Ministers are said to be concerned about the recent failure to reopen schools before the summer, and exam grading.
Should he leave, Mr Slater would be the fourth permanent secretary to vacate their post within seven months.
Sir Philip Rutnam left the Home Office in January after sensationally accusing Home Secretary Priti Patel of bullying. He also said he would take the Government to an employment tribunal.
Sir Simon McDonald said in June that he was going to leave the Foreign Office in the autumn, and Sir Richard Heaton said earlier this summer he was standing down at the Ministry of Justice.
Cabinet Secretary Sir Mark Sedwill was ousted earlier this year – and is being given a £250,000 payout. He is due to step down in September, and his replacement has not yet been announced.
Helen McNamara, who was head of propriety and ethics at the Cabinet Office before her promotion to de facto deputy cabinet secretary, is reportedly set to be transferred to a job as permanent secretary for a large Whitehall department.
A former Cabinet minister said: ‘The problem is that while officials may have been getting it completely wrong, all the way through Gavin Williamson has simply been accepting their reassurances.’
Robert Halfon, who chairs the Commons education committee, called the situation a ‘mega-mess’ that could have been avoided had ministers listened to a report he published last month.
The Tory MP added: ‘We pointed out some of the flaws in the system – that it might hurt the disadvantaged and so on – and we urged the publication of the model, but none of this happened.
‘Instead, it was put on a dusty shelf in the Department for Education and at Ofqual and that just shouldn’t have happened.’
Johnny Mercer and Penny Mordaunt also voiced their concerns over the ‘injustice’ of the grading system, which downgraded 40 per cent of all A-level results and disproportionately affected the grades of poorer children.
So far the Government has chosen to back Mr Williamson, with a source telling The Daily Telegraph: ‘There are no plans for a reshuffle in September.
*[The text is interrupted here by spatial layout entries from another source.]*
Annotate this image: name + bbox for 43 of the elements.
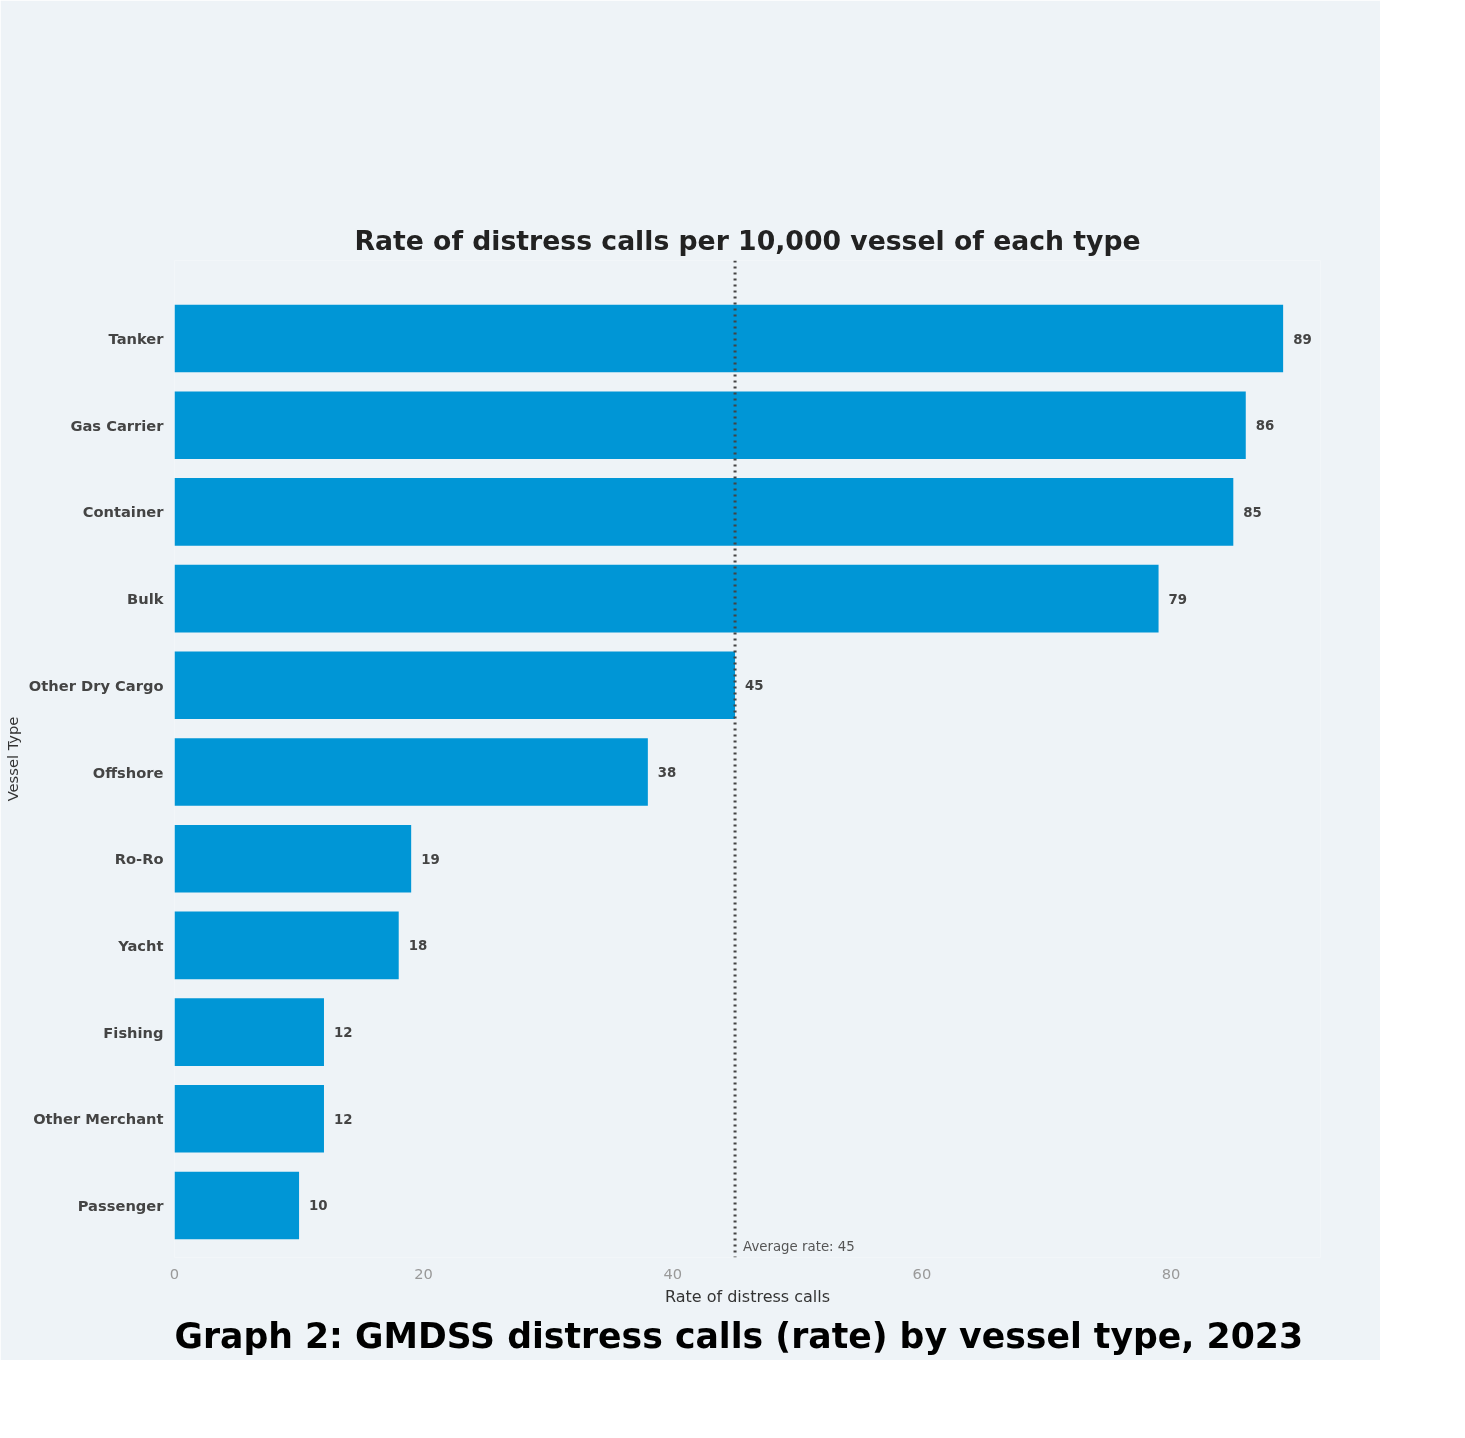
bar	[174, 1084, 324, 1153]
bar	[174, 391, 1246, 460]
x-tick-label: 60	[912, 1264, 932, 1282]
bar	[174, 911, 399, 980]
data-label: 38	[657, 765, 677, 780]
data-label: 89	[1293, 331, 1312, 347]
ref-line-label: Average rate: 45	[743, 1238, 855, 1254]
y-tick-label: Offshore	[92, 763, 164, 781]
data-label: 86	[1255, 418, 1275, 434]
y-tick-label: Yacht	[117, 936, 164, 954]
y-tick-label: Other Merchant	[33, 1110, 164, 1128]
y-tick-label: Ro-Ro	[114, 850, 164, 868]
data-label: 18	[408, 938, 428, 954]
data-label: 10	[309, 1198, 328, 1214]
y-tick-label: Other Dry Cargo	[28, 676, 164, 694]
x-tick-label: 20	[414, 1264, 433, 1282]
bar	[174, 564, 1159, 633]
bar	[174, 1171, 300, 1240]
y-tick-label: Bulk	[127, 590, 165, 608]
x-tick-label: 0	[169, 1264, 180, 1282]
data-label: 45	[745, 678, 764, 694]
bar	[174, 824, 412, 893]
y-tick-label: Passenger	[77, 1196, 165, 1214]
data-label: 12	[333, 1111, 353, 1127]
data-label: 19	[421, 851, 440, 867]
bar	[174, 738, 648, 806]
data-label: 12	[333, 1025, 353, 1041]
y-tick-label: Tanker	[108, 330, 165, 348]
caption: Graph 2: GMDSS distress calls (rate) by vessel type, 2023	[174, 1315, 1304, 1356]
data-label: 85	[1243, 504, 1262, 520]
bar	[174, 304, 1284, 373]
x-axis-title: Rate of distress calls	[664, 1286, 831, 1306]
x-tick-label: 40	[663, 1264, 683, 1282]
y-tick-label: Container	[82, 503, 165, 521]
y-axis-title: Vessel Type	[3, 716, 21, 802]
bar	[174, 998, 324, 1066]
data-label: 79	[1168, 591, 1188, 607]
x-tick-label: 80	[1161, 1264, 1181, 1282]
y-tick-label: Fishing	[103, 1023, 164, 1041]
y-tick-label: Gas Carrier	[70, 416, 165, 434]
bar	[174, 651, 736, 720]
bar	[174, 478, 1234, 546]
chart-title: Rate of distress calls per 10,000 vessel of each type	[354, 224, 1141, 256]
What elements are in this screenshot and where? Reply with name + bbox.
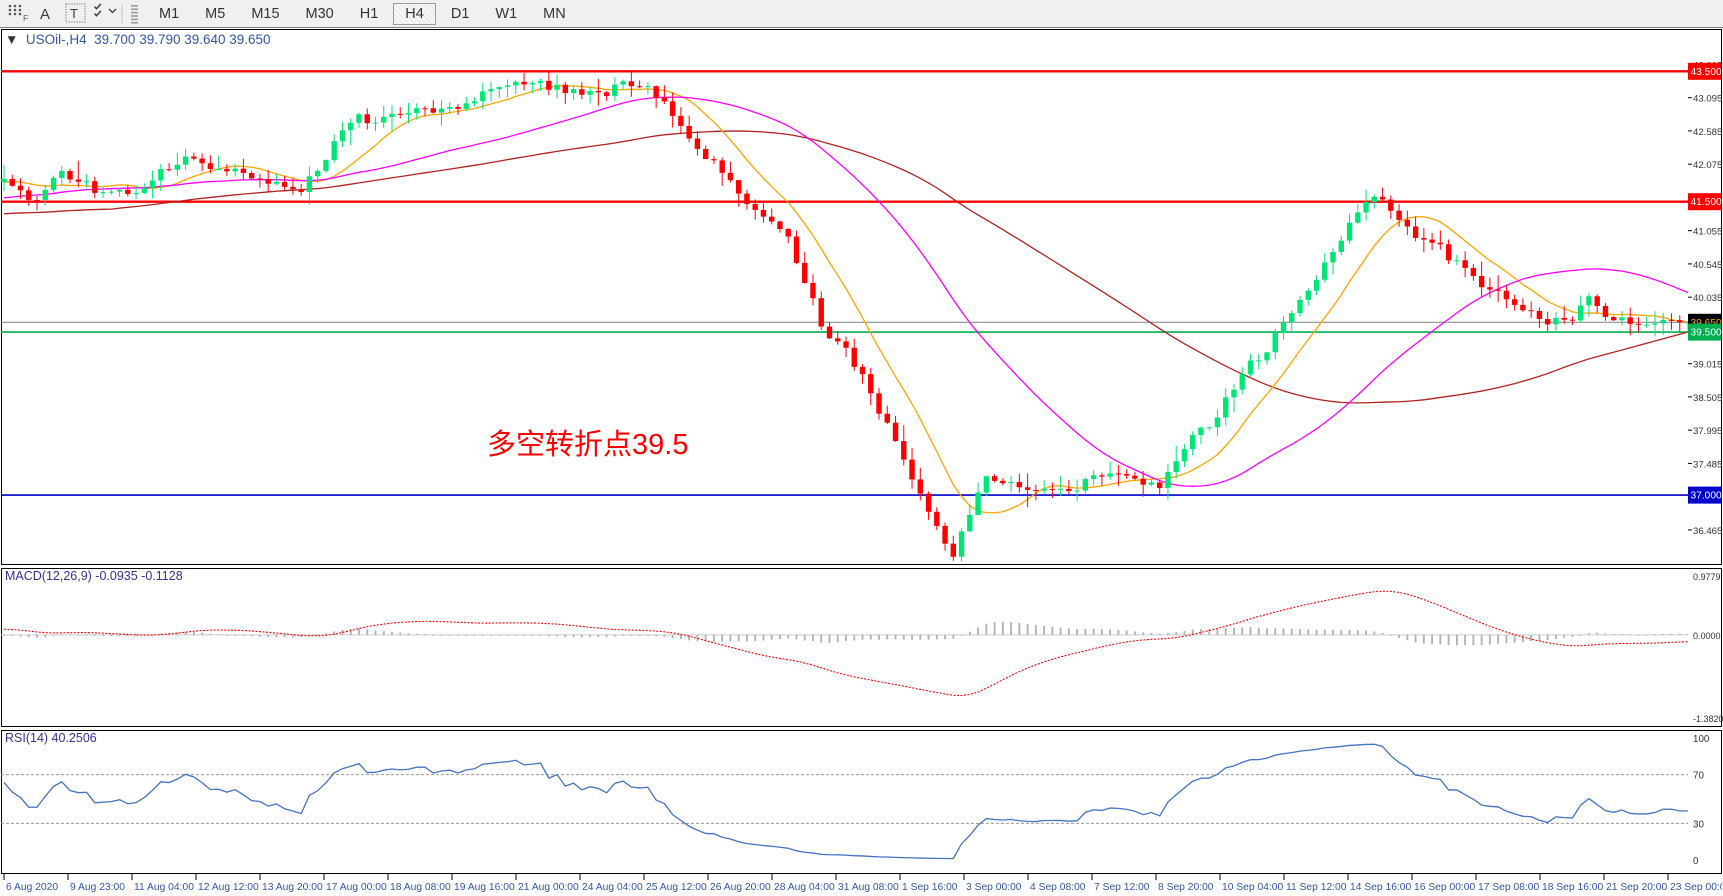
- svg-text:39.015: 39.015: [1693, 360, 1722, 371]
- svg-text:RSI(14) 40.2506: RSI(14) 40.2506: [5, 731, 97, 745]
- svg-text:37.000: 37.000: [1691, 491, 1722, 502]
- svg-text:1 Sep 16:00: 1 Sep 16:00: [902, 882, 958, 893]
- svg-text:43.095: 43.095: [1693, 94, 1722, 105]
- svg-text:37.485: 37.485: [1693, 459, 1722, 470]
- svg-text:24 Aug 04:00: 24 Aug 04:00: [582, 882, 643, 893]
- svg-text:70: 70: [1693, 771, 1704, 782]
- svg-text:26 Aug 20:00: 26 Aug 20:00: [710, 882, 771, 893]
- svg-text:F: F: [23, 13, 28, 23]
- svg-text:40.545: 40.545: [1693, 260, 1722, 271]
- svg-text:0.0000: 0.0000: [1693, 631, 1721, 641]
- svg-text:40.035: 40.035: [1693, 293, 1722, 304]
- svg-text:23 Sep 00:00: 23 Sep 00:00: [1670, 882, 1722, 893]
- svg-text:36.465: 36.465: [1693, 526, 1722, 537]
- svg-text:8 Sep 20:00: 8 Sep 20:00: [1158, 882, 1214, 893]
- svg-text:17 Aug 00:00: 17 Aug 00:00: [326, 882, 387, 893]
- svg-text:4 Sep 08:00: 4 Sep 08:00: [1030, 882, 1086, 893]
- svg-text:9 Aug 23:00: 9 Aug 23:00: [70, 882, 125, 893]
- svg-text:7 Sep 12:00: 7 Sep 12:00: [1094, 882, 1150, 893]
- svg-text:31 Aug 08:00: 31 Aug 08:00: [838, 882, 899, 893]
- svg-text:42.585: 42.585: [1693, 127, 1722, 138]
- svg-text:16 Sep 00:00: 16 Sep 00:00: [1414, 882, 1476, 893]
- svg-text:37.995: 37.995: [1693, 426, 1722, 437]
- svg-text:11 Sep 12:00: 11 Sep 12:00: [1286, 882, 1347, 893]
- svg-text:0.9779: 0.9779: [1693, 572, 1721, 582]
- svg-text:10 Sep 04:00: 10 Sep 04:00: [1222, 882, 1284, 893]
- svg-text:-1.3820: -1.3820: [1693, 714, 1723, 724]
- svg-text:19 Aug 16:00: 19 Aug 16:00: [454, 882, 515, 893]
- svg-text:0: 0: [1693, 856, 1699, 867]
- svg-text:21 Sep 20:00: 21 Sep 20:00: [1606, 882, 1668, 893]
- svg-text:41.500: 41.500: [1691, 197, 1722, 208]
- svg-text:3 Sep 00:00: 3 Sep 00:00: [966, 882, 1022, 893]
- svg-text:T: T: [70, 6, 78, 21]
- svg-text:A: A: [40, 6, 50, 23]
- svg-text:38.505: 38.505: [1693, 393, 1722, 404]
- svg-text:6 Aug 2020: 6 Aug 2020: [6, 882, 58, 893]
- svg-text:30: 30: [1693, 819, 1704, 830]
- svg-text:18 Aug 08:00: 18 Aug 08:00: [390, 882, 451, 893]
- svg-text:17 Sep 08:00: 17 Sep 08:00: [1478, 882, 1540, 893]
- svg-text:13 Aug 20:00: 13 Aug 20:00: [262, 882, 323, 893]
- svg-text:18 Sep 16:00: 18 Sep 16:00: [1542, 882, 1604, 893]
- svg-text:39.500: 39.500: [1691, 328, 1722, 339]
- svg-text:100: 100: [1693, 734, 1710, 745]
- svg-text:25 Aug 12:00: 25 Aug 12:00: [646, 882, 707, 893]
- svg-text:MACD(12,26,9) -0.0935 -0.1128: MACD(12,26,9) -0.0935 -0.1128: [5, 569, 183, 583]
- svg-text:11 Aug 04:00: 11 Aug 04:00: [134, 882, 194, 893]
- svg-text:21 Aug 00:00: 21 Aug 00:00: [518, 882, 579, 893]
- svg-text:42.075: 42.075: [1693, 160, 1722, 171]
- svg-text:41.055: 41.055: [1693, 227, 1722, 238]
- svg-text:14 Sep 16:00: 14 Sep 16:00: [1350, 882, 1412, 893]
- svg-text:12 Aug 12:00: 12 Aug 12:00: [198, 882, 259, 893]
- svg-text:28 Aug 04:00: 28 Aug 04:00: [774, 882, 835, 893]
- svg-text:43.500: 43.500: [1691, 67, 1722, 78]
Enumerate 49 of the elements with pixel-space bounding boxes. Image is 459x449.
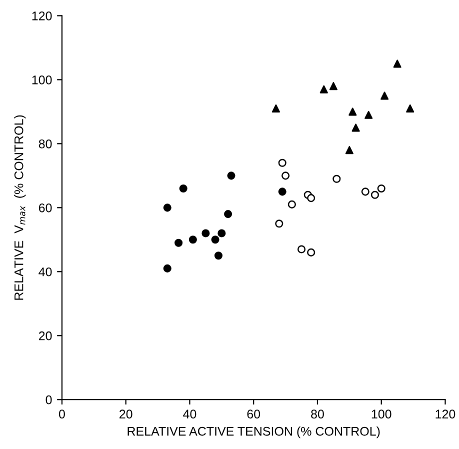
x-tick-label: 60 bbox=[247, 410, 260, 419]
point bbox=[224, 210, 232, 218]
x-tick-label: 80 bbox=[311, 410, 324, 419]
point bbox=[174, 238, 183, 247]
point bbox=[227, 172, 236, 180]
point bbox=[364, 110, 373, 119]
point bbox=[211, 236, 220, 244]
y-tick-label: 120 bbox=[32, 12, 52, 20]
point bbox=[377, 184, 386, 192]
point bbox=[370, 190, 379, 199]
point bbox=[188, 236, 197, 244]
point bbox=[218, 229, 226, 238]
point bbox=[332, 174, 341, 183]
point bbox=[297, 245, 306, 254]
y-tick-label: 0 bbox=[46, 395, 52, 404]
point bbox=[272, 104, 280, 113]
point bbox=[282, 172, 290, 180]
x-tick-label: 0 bbox=[58, 410, 65, 419]
point bbox=[163, 204, 172, 212]
point bbox=[179, 184, 188, 192]
x-tick-label: 100 bbox=[372, 410, 392, 419]
x-tick-label: 120 bbox=[436, 410, 456, 419]
point bbox=[214, 252, 222, 260]
point bbox=[361, 188, 370, 196]
point bbox=[275, 220, 284, 228]
x-axis-title: RELATIVE ACTIVE TENSION (% CONTROL) bbox=[128, 426, 380, 438]
point bbox=[393, 60, 402, 68]
point bbox=[307, 194, 316, 202]
point bbox=[380, 92, 389, 100]
point bbox=[320, 85, 328, 94]
y-axis-title: RELATIVE V$_{max}$ (% CONTROL) bbox=[14, 115, 26, 300]
point bbox=[345, 146, 354, 154]
y-tick-label: 80 bbox=[38, 139, 52, 148]
point bbox=[202, 229, 210, 238]
point bbox=[406, 104, 414, 113]
y-tick-label: 60 bbox=[38, 203, 52, 212]
point bbox=[278, 158, 286, 167]
point bbox=[278, 188, 286, 196]
y-tick-label: 100 bbox=[32, 76, 52, 84]
point bbox=[307, 248, 316, 256]
point bbox=[348, 108, 357, 116]
x-tick-label: 20 bbox=[120, 410, 132, 419]
x-tick-label: 40 bbox=[183, 410, 196, 419]
point bbox=[352, 124, 360, 132]
y-tick-label: 40 bbox=[38, 267, 52, 276]
point bbox=[288, 200, 296, 208]
point bbox=[163, 264, 172, 272]
y-tick-label: 20 bbox=[38, 331, 52, 340]
point bbox=[329, 82, 338, 90]
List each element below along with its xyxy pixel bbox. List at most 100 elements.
The Government has full confidence in the Education Secretary.’
The PM is expected to make ‘minor’ Cabinet tweaks with Anne-Marie Trevelyan tipped to replace Ben Wallace as Defence Secretary. Liz Truss’ future as International Trade Secretary is uncertain.
According to one Cabinet minister: ‘I don’t think we’ll see a reshuffle of any great significance until the New Year, after Brexit has been fully delivered.
‘I don’t think the PM is minded to do a big next stage of Government reset while the country is still in the midst of the coronavirus crisis and a trade deal is still being negotiated with Brussels.’
Another Cabinet minister added: ‘Someone is going to have to go to make way for Anne-Marie, but the PM is facing two competing pressures.
‘One, he is very loyal to the people who have supported him and doesn’t like firing people, and two, he cannot change much until Brexit is done and the Government’s attention switches from crisis management to economic recovery.’
Trying to cling on to his job, the Education Secretary and his allies claimed responsibility for his humiliating A-levels climbdown lay with the regulator Ofqual.
Mr Williamson suggested the watchdog ‘didn’t deliver’ and said he had warned that its algorithm must not penalise disadvantaged children. He also declined repeated requests to express confidence in Ofqual chief Sally Collier.
The Education Secretary’s allies even claimed his officials had held crisis talks with the regulator last month about the flawed computer model that later caused chaos by downgrading the results of 57,000 students. But the arguments cut no ice with Mr Williamson’s critics who pointed out that MPs published a damning report at the start of July warning that Ofqual’s system might hurt poorer pupils.
Their report demanded that the algorithm be opened up to scrutiny, yet the Education Secretary failed to ensure this or to order advance testing.